Tomorrow is my 64th birthday (well, 65th if you count the day I was born, inclusive.  You are born after all on the day of your birth).  The other day I spoonerized it and said, not fixty sore ... I dyslexed it, dyscalculed it, flipped it to 46.  So that will be my new joke.  Hey, do I look 46, or 64.  Five years ago my joke was, I was BORN in '59, and I AM 59!  It worked for 60 too, but I had to change the inflection.  My friends who were born in the 70s and 80s, 90s, well, they've got a while to wait, quite a while, before they can use that joke, if they even live that long.  (Odd.  I don't have any friends who were born in the 60s.)  I know a boy who was born in '12, so his is coming up.  People are going to get very tired of that, coming from him.  

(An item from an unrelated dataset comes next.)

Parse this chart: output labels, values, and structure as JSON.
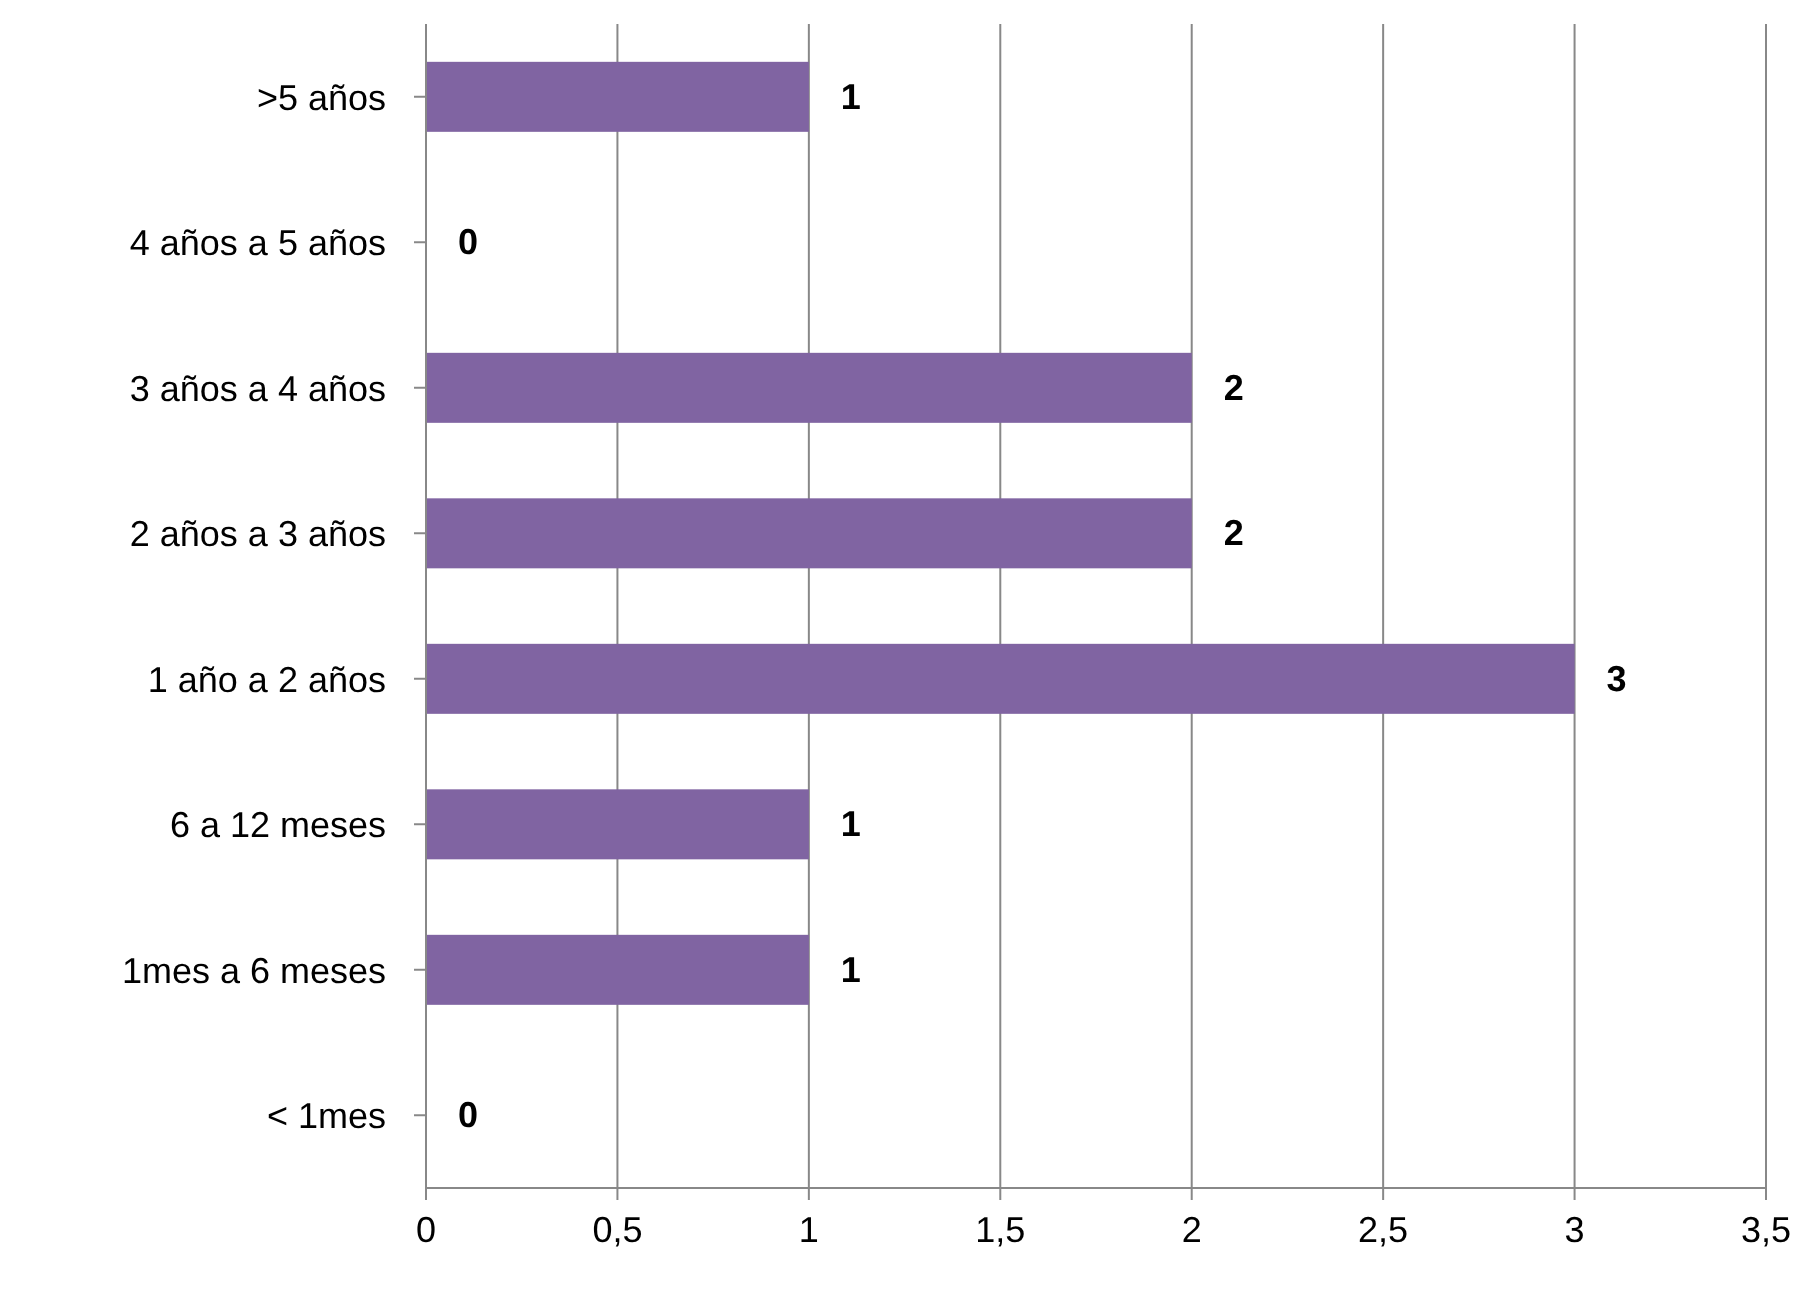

We find our happiness where we may.  Intoxicants for the rabble, or in my case, comic genius.  

You're welcome.


J

2 comments:

Howard said...

Endogenous L-carnitine (LC) and its derivative acetyl-L-carnitine (ALC) play antidepressant roles by improving brain energy metabolism, regulating neurotransmitters and neural plasticity.

Jack H said...

Been in my regimen for years. The way Omega 3 really does a lot for inflammation. It sets the bar higher, or lower -- whichever is the good one. The new normal is better than the old normal, but neither are normal.